Training Deep Networks — Section 9: Neural Networks

Training a deep network end-to-end is harder than the math suggests. A pile of engineering techniques — most discovered empirically — make modern deep learning work.

Initialization

Random weights drawn from a sensibly-scaled distribution. Glorot/Xavier for tanh; He for ReLU. Bad initialization (e.g., all zeros, all the same value) causes all neurons in a layer to compute the same function, killing learning.

Batch normalization

Normalize activations within each mini-batch to have zero mean and unit variance, then apply a learnable scale and shift.

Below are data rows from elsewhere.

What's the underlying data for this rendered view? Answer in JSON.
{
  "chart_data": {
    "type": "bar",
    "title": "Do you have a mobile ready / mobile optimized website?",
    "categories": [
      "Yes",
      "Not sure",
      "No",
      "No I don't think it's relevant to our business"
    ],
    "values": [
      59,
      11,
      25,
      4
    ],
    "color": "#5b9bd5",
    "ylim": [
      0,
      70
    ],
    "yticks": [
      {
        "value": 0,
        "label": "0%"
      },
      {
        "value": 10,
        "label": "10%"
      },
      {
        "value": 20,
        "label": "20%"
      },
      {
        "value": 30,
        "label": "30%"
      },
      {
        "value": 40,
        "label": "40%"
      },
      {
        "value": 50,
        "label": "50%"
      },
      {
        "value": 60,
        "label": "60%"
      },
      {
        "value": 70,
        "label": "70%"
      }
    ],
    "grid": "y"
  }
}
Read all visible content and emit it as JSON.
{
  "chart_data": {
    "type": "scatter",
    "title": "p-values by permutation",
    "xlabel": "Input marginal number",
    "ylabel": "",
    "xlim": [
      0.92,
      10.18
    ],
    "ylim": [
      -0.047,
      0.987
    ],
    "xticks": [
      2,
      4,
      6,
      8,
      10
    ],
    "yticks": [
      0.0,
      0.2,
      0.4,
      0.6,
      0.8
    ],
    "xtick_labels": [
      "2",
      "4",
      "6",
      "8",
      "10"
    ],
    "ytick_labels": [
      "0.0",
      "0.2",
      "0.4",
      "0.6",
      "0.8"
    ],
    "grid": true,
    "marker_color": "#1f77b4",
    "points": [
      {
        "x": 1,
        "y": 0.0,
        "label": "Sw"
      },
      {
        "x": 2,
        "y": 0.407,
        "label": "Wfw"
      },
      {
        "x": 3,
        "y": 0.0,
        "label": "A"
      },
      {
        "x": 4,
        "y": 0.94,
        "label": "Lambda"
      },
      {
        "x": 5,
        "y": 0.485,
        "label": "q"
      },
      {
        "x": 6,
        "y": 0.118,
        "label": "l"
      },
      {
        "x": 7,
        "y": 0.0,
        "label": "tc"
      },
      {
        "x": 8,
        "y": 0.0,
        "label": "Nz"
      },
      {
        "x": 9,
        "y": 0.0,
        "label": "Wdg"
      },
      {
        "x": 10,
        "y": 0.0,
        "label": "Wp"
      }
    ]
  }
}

Dramatically accelerates training and acts as a regularizer. Side effect: ties batch behavior to model behavior, complicating small-batch settings.

Layer normalization

Like batch norm but normalizes across features instead of across the batch. Used in transformers and most modern NLP models. Doesn't depend on batch size — works for batch size 1.

Dropout

Randomly zero out a fraction of activations during training. Forces the network to not rely on any single feature → regularization. Disabled at inference.

Learning rate scheduling

Constant LR works but isn't optimal. Common schedules:

Step decay: divide LR by 10 every K epochs
Cosine: smooth decay to a minimum, sometimes with warm restarts
Warmup: start small, ramp up, then decay — helps transformers and large-batch training

Gradient clipping

Cap the gradient's L2 norm at some threshold. Prevents exploding gradients, especially in RNNs and language models.

Early stopping

Monitor validation loss; stop training when it stops improving (with some patience). A free regularizer.

Mixed precision

Compute most operations in fp16 (or bf16), keep a master copy of weights in fp32. Halves memory, ~2x faster on GPUs with tensor cores. Essentially free accuracy.

When training stalls

Check the obvious before tweaking: learning rate too high (loss explodes) or too low (training crawls), labels wrong, gradients NaN, no data augmentation when overfitting. Plot loss curves and gradient norms — they reveal most failure modes.